Risk Dimensionsの最高投資責任者(CIO)マーク・コナーズ氏は、「これは明確にショートのフラッシュ(踏み上げ)であり、イラン攻撃が資本構造全体でのリバランスを引き起こしたことに加え、現物ビットコインETFの資金流出が反転し始めたことがビットコインの追い風となった」と述べた。すなわち、マクロ的なショックが市場全体のポジション調整を誘発し、一部の投資家がリスク資産へ資金を戻す中で、現物BTC ETFの流出鈍化または反転がビットコインの価格回復に寄与したという意味である。
ショートの踏み上げは、急激かつ速いラリーを発生させやすい。価格下落に賭けて借り入れたトレーダーが損失回避のためにポジション解消を迫られ、現物を買い戻す動きが生じることで上昇圧力に拍車がかかる。このメカニズムは少なくとも短期的にはファンダメンタルズ以上に価格を押し上げる効果がある。
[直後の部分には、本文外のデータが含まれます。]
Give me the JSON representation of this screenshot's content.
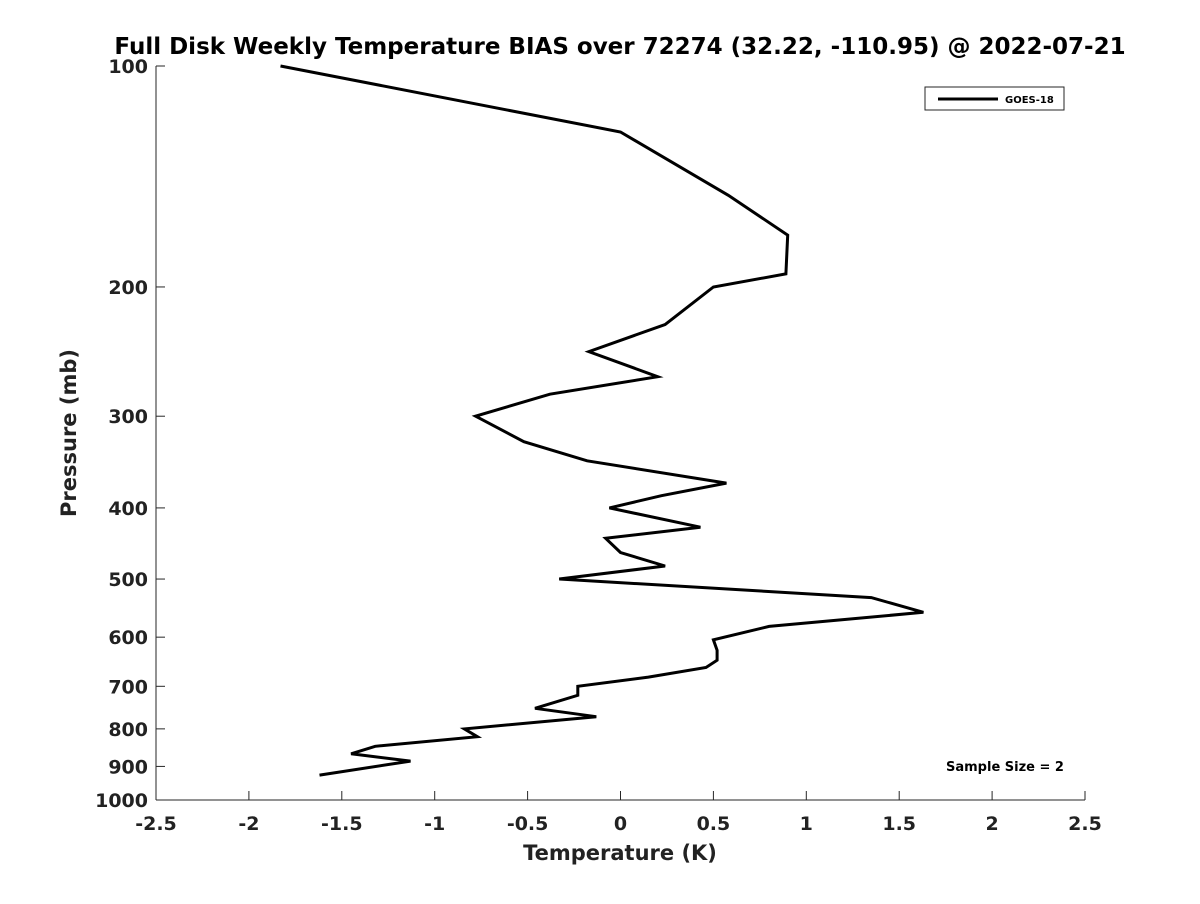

しかしながらコナーズ氏は、この動きが「10万ドル回帰や重要な75,000ドルのレジスタンス突破の兆しではない」と慎重な見方を示している。今回のラリーは依然として大局的な下落トレンドからの決定的な転換ではなく、上値には重要な抵抗帯が控えており、現物需要が継続しなければ反発は急速に失速し得るとしている。
ポジショニング・データもこの慎重な姿勢を支持しており、デリバティブ市場の緊張度合いが示されている。
CoinGlassの清算ヒートマップによると、価格が約65,250ドルから64,650ドルまで下落した場合、約2億1,800万ドル規模のポジション清算クラスターが存在し、月曜ラリーの起点ともなった重要な水準である。
さらに過去24時間に、価格は約3.8%上昇した一方で建玉(OI)は6%増加しており、今回の上昇が新規の現物買いというよりはレバレッジを活用した買い戻しに支えられた可能性を示している。このため、70,000ドルの心理的節目となるレジスタンスで利確の動きが強まっているとの見方もある。
一方で70,000ドルを明確に突破すれば、約9,000万ドル相当のショートポジション清算が発生し得る。これは2月高値の72,000ドルを試すうえで十分な上昇材料となる可能性がある。